Il y a exactement 19 ans, jour pour jour, le journaliste Norbert Zongo et trois de ses compagnons, Blaise Ilboudo, Ernest Zongo et Abdoulaye Nikiéma, étaient froidement assassinés et brûlés sur la route de Sapouy, un crime qui avait provoqué une grave crise socio-politique que le pays n’ait jamais connue.
19 ans, après, la justice n’a toujours pas été rendue et dans le texte ci-contre, l’AJB réclame que la vérité éclate dans cette sordide affaire et que les coupables soient punis

13 décembre 1998 – 13 décembre 2017 ! Depuis 19 ans, 19 longues années, le peuple du pays réel, débout, combatif, exige vérité et justice pour Norbert Zongo et ses compagnons d’infortune.

De Blaise Compaoré à Roch Marc Christian Kaboré, en passant par Yacouba Isaac Zida et Michel Kafando, la détermination du peuple est restée la même dans sa quête de vérité et de justice.

Le régime de Blaise Compaoré balayé par le peuple insurgé, le dossier a été rouvert sous la transition. Trois parmi les suspects sérieux identifiés par la commission d’enquête indépendante ont été inculpés. Une rue t’a été dédiée. Mais l’essentiel piétine toujours. Ton dossier n’a pas été jugé.

Le pouvoir de Roch Marc Christian Kaboré a baptisé l’Université de Koudougou en ton nom. Mais il reste la justice. Le dossier suit toujours son cours nous dit-on. Voilà donc 19 ans qu’on nous sert la même réponse.

La récente interpellation de François COMPAORE à Paris, suivie de sa demande d’extradition par les autorités burkinabè, peut constituer un motif d’espoir, mais nous devrions redoubler de vigilance, jusqu’à ce que le peuple burkinabè et le monde entier connaissent la vérité sur cet horrible crime.

Ironie du sort, c’est ce 13 décembre même, que la première audience dans le cadre de cette procédure doit se tenir, devant la chambre du contrôle de l’instruction de la Cour d’Appel de Paris.

Norbert Zongo !
Cette année, à la faveur de la 7e édition du Festival international de la liberté d’expression et de la presse (FILEP), les journalistes du Burkina et du continent, sont retournés, à Sapouy précisément sur ces lieux sinistres où tes assassins t’attendaient ce 13 décembre 1998.

Nous avons redécouvert les lieux du crime et remémoré les détails du crime. Nous avons été unanimes que c’est un crime qui défie l’humanité. Nous avons été aussi unanimes que nous ne devons pas laisser ce crime défié la vérité et la justice.

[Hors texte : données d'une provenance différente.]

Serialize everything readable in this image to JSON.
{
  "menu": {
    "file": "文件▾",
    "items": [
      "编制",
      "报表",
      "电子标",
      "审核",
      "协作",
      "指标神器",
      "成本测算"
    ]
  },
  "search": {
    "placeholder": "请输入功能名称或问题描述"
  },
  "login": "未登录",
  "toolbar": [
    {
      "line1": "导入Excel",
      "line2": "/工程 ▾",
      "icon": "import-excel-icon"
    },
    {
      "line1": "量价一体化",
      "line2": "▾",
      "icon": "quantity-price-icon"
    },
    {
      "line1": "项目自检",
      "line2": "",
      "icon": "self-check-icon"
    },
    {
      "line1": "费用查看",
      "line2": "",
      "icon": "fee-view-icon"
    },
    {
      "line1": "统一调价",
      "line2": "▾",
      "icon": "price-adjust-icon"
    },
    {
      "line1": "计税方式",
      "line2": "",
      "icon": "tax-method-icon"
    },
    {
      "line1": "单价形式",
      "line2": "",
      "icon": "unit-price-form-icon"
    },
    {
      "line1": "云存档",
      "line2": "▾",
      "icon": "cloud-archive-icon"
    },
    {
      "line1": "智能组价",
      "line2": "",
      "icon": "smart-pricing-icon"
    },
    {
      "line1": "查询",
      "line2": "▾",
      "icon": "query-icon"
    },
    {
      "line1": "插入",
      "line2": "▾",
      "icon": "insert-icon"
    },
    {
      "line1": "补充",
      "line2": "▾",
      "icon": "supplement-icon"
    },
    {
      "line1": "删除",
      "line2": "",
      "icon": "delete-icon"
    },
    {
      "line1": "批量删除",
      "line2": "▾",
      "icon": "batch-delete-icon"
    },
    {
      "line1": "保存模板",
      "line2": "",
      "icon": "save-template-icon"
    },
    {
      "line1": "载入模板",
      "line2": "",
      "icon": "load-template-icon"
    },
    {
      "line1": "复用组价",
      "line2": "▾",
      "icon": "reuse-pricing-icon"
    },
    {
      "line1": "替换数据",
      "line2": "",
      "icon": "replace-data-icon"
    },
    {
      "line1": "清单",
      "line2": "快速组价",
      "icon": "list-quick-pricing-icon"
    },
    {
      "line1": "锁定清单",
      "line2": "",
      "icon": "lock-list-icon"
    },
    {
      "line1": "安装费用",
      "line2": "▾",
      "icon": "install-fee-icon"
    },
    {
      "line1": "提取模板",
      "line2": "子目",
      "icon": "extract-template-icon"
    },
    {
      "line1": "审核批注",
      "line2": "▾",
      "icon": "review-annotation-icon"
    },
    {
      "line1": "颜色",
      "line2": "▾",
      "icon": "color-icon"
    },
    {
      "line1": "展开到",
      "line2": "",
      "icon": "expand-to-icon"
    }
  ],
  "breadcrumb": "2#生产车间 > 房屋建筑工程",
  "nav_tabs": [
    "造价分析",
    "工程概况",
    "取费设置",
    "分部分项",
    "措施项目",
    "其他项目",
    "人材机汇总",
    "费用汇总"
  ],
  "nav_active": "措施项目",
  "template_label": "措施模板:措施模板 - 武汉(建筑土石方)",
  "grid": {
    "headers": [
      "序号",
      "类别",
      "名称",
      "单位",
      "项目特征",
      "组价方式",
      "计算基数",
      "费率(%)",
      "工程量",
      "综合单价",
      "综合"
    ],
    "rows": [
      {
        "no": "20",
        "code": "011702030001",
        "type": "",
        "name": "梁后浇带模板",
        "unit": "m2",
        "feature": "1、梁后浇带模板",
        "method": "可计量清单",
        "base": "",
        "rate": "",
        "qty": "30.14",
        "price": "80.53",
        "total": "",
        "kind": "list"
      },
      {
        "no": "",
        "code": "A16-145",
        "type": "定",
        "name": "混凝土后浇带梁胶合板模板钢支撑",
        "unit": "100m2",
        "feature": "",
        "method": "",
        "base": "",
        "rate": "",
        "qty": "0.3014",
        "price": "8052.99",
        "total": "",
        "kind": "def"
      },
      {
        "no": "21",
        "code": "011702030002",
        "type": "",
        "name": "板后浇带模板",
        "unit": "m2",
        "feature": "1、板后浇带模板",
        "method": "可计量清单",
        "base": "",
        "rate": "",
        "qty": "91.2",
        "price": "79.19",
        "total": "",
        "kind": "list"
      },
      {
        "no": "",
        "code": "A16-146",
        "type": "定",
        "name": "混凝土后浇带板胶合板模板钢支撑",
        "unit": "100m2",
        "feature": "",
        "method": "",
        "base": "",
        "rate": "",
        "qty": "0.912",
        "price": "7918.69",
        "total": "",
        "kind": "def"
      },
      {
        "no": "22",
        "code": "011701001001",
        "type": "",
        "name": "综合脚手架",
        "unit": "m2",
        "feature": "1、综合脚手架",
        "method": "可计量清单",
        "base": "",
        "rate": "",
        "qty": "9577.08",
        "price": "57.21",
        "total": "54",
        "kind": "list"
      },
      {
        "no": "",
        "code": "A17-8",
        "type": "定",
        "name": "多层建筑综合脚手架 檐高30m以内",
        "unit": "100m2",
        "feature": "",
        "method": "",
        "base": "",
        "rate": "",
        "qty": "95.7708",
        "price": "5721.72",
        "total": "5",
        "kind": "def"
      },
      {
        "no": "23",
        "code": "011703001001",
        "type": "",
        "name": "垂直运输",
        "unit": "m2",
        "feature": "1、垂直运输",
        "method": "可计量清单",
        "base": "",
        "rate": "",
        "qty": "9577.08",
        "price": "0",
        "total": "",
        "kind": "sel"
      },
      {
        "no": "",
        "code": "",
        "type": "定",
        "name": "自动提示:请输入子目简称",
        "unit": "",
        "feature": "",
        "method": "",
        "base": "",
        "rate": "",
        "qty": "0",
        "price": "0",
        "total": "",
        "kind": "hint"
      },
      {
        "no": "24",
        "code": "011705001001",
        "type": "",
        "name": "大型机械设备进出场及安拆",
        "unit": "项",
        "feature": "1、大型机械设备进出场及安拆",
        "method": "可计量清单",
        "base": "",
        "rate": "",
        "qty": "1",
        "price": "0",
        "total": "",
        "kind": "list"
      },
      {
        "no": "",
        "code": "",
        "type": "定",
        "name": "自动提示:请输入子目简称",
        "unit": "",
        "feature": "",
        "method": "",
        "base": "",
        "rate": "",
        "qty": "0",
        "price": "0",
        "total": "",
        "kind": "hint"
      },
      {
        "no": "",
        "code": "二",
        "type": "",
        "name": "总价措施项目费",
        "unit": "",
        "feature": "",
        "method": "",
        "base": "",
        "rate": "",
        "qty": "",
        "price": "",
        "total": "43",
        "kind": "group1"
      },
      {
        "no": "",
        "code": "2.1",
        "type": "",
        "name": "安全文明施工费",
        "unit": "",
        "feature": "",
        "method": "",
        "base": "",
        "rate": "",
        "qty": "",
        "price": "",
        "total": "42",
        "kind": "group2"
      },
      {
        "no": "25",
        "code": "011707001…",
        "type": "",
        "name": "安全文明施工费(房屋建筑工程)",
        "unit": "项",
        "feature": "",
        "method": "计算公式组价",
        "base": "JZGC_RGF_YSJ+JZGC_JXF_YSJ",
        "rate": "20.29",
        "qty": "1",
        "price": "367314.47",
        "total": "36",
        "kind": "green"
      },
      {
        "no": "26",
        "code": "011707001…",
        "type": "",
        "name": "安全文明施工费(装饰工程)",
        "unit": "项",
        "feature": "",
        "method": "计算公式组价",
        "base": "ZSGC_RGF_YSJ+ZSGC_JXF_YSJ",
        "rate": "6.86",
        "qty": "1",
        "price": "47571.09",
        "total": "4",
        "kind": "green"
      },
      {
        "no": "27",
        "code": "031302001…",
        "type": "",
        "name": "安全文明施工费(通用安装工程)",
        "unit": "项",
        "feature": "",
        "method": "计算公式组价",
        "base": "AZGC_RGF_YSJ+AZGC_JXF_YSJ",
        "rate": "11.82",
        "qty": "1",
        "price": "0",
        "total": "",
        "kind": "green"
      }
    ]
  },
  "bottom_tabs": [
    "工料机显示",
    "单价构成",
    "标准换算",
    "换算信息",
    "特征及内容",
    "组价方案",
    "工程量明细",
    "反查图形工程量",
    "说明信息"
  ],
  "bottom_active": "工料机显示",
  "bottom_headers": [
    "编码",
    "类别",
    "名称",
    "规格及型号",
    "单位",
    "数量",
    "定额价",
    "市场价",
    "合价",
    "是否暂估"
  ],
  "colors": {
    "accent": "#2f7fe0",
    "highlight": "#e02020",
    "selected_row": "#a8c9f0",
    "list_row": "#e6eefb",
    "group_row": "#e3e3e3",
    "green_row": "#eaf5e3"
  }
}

Nous avons à l’occasion, lancé l’appel dit de Sapouy, autour des points suivants :

– Que la Justice burkinabè se réconcilie avec son Peuple et la marche de l’Histoire, elle qui bénéficie aujourd’hui d’un cadre juridique et économique favorable à son indépendance grâce au sacrifice dû à l’Insurrection populaire.

– Que le Peuple burkinabè, la Presse, les défenseurs des droits de l’Homme au Burkina Faso, en Afrique et dans le monde maintiennent la pression, pour la lumière et la justice pour toi et tes trois compagnons.

Norbert Zongo !
Tant de héros de la lutte contre l’impunité et pour les libertés t’ont rejoint dans l’au-delà. Nous les avons pleurés hier, nous les pleurons aujourd’hui encore. Et aujourd’hui, nous pleurons particulièrement, Justin Coulibaly, André Tibiri, Augustine Zongo/ Nana, Maman Zongo, cette brave dame, intègre et digne. Vous aurez tant voulu voir l’issue de ce dossier. Mais hélas, vous nous avez quittés sans voir la vérité et la justice pour Norbert Zongo et ses compagnons d’infortune. Nous avons une pensée particulière et hautement respectueuse pour eux.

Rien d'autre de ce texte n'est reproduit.